A few possessions later, Kobe took the drive right down the lane for another easy two with a stutter-step that froze James like a statue. It was not a pretty half for the East and toward the end of it, Wade tweaked an ankle sprain that he suffered weeks ago which ironically ended his pain for the night.

The injury was the only thing that stopped Kobe from abusing him.

At halftime, Kobe was asked just what he said to Wade before the game. He simply smirked, laughed, and said, "That wasn't about the game. It was something else. Something humorous." Whatever it was, Kobe must have thought it was very humorous, because the grin never left his face for the remainder of the interview. The score at the half was West 76—East 64.

The second half brought more of the same from Kobe, but the fourth quarter belonged to LeBron, who had only scored six at halftime. As I said earlier, James pulled off a triple double—it was only the second time in All-Star game history that someone did that (Michael Jordan had the other one)—and rallied the Eastern team with slashing powerful drives the likes of which only LeBron can pull off.

Kevork Djansezian/Getty Images

He was dishing dimes, darting for dunks and digging for dirt on the offensive glass, earning with 8 offensive rebounds in the contest. The Fourth quarter was the LeBron show—where he scored 10 of his 29 points—but it wasn't enough to get his team the win.

Still, this was one wonderful war waged by two warriors that both brought their 'A' game for what at some points looked like something a little bit more than just your average friendly exhibition game. Kobe started with a purpose and as a result he ended up with the fourth-highest scoring game in any All-Star game and his record-tying fourth All-Star MVP award.

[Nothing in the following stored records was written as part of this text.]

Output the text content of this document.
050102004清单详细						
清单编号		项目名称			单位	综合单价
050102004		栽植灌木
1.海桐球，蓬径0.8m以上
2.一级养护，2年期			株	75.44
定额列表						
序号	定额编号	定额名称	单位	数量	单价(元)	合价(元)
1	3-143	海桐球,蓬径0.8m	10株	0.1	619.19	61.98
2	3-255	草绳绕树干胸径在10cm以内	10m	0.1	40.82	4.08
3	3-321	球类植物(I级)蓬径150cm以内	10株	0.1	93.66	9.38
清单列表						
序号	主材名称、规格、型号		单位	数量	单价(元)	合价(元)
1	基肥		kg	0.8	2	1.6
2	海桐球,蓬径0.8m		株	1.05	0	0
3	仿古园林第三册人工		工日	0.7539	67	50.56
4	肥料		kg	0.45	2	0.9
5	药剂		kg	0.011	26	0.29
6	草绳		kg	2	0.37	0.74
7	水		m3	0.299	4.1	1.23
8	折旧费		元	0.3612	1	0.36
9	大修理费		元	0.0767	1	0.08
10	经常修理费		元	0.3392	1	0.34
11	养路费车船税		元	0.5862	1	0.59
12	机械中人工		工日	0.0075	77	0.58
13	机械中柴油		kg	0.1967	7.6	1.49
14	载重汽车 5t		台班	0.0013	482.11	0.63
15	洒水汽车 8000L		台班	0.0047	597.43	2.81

LeBron finished with a purpose of his own and he gave us one of the most prolific performances in All-Star game lore. His triple-double combined with Kobe's pair of fours—highest point total and MVP awards—added up to one of the greatest two-man shows that this game has ever brought NBA fans.

It was historic, even if it was meaningless and it left me forgetting—if just for a moment—that Blake Griffin is a monster. This was a show of a completely different level and anyone who saw it got the cherry on top of the sundae that was 2011's All-star weekend. It's one more in the books, but it sure sets the stage for a great second-half of NBA season action.